I find it utterly shameful that our politicians felt it appropriate to turn a blind eye to the Russian ethnic cleansing of Chechnya. This most brutal of suppressions was given the approval of silence while the Russian government was courted with smiles and handshakes. Yet by ignoring the plight of yet another muslim population facing wholesale elimination we surely added to the cumulative sense of injustice felt by muslims around the world (and now at home), against the west. All too soon, the cries for justice and peaceful co-existence that we refused to hear would come back to bite us with a vengeance.

 


Thought for the Day - 19/01/00

Today in Chechnya yet another group of muslims is facing elimination. Of course, the conflict goes back centuries, to when the Tsars first spread their empire across the Caucasus, but the Russian government would stress that the current war is nothing at all to do with history, or oil or presidential politics, merely a policing operation to eliminate ‘terrorists’.

So hundreds of thousands of Chechen muslims flee their homes as Russian generals try to reduce them to dust. Clearly the generals are not too concerned about endearing themselves and the Russian Federation to the people of Chechnya, but I do feel I should give them a warning.
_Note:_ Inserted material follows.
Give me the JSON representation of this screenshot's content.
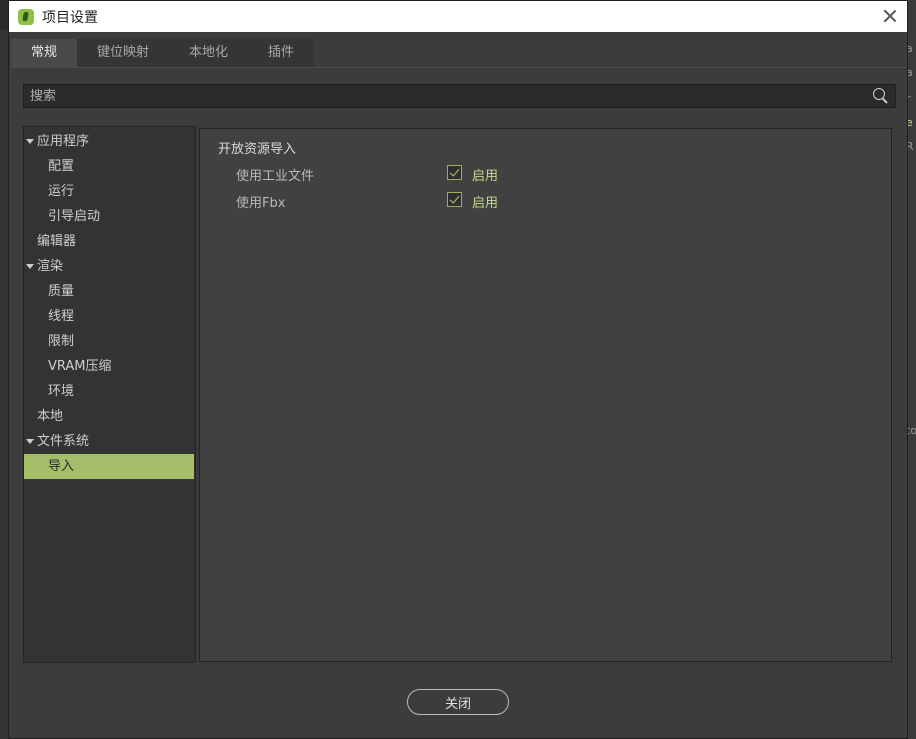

It’s just a week since the anniversary of Uhud, the second great battle of muslim history, and the second in which the muslims beat overwhelming odds. At Badr, the year before, 300 muslims had overcome a force of 1000 Makkan tribesmen intent on eliminating them. At Uhud, the Makkans returned with an army of 3000 but again turned tail before a tiny group of ill-equipped but determined muslims.

As the British learned comparatively recently, empire is extremely difficult to sustain by force of weaponry alone, and in a world where technology can put enormous destructive power into the hands of an individual, it’s hard to see how whole populations can so easily be subdued indefinitely by force. Nowadays, governance requires at least a measure of persuasion, and the agreement of the majority of a people.

Of course, within these islands we also have a long standing conflict grown out of bitter power struggles dating back to colonial roots, and fed by religious difference. Fortunately, it seems that the majority of both sides have decided that all-inclusive systems of justice and power are the only way to achieve a stable and peaceful society. If it’s not too late, perhaps the Russians should look to the Northern Ireland example.

And yet Northern Ireland itself teeters once more upon the brink, so perhaps they themselves might look for guidance in a muslim tradition. Muhammad said "Whoever believes in God and the Last Day should do no harm to his neighbour".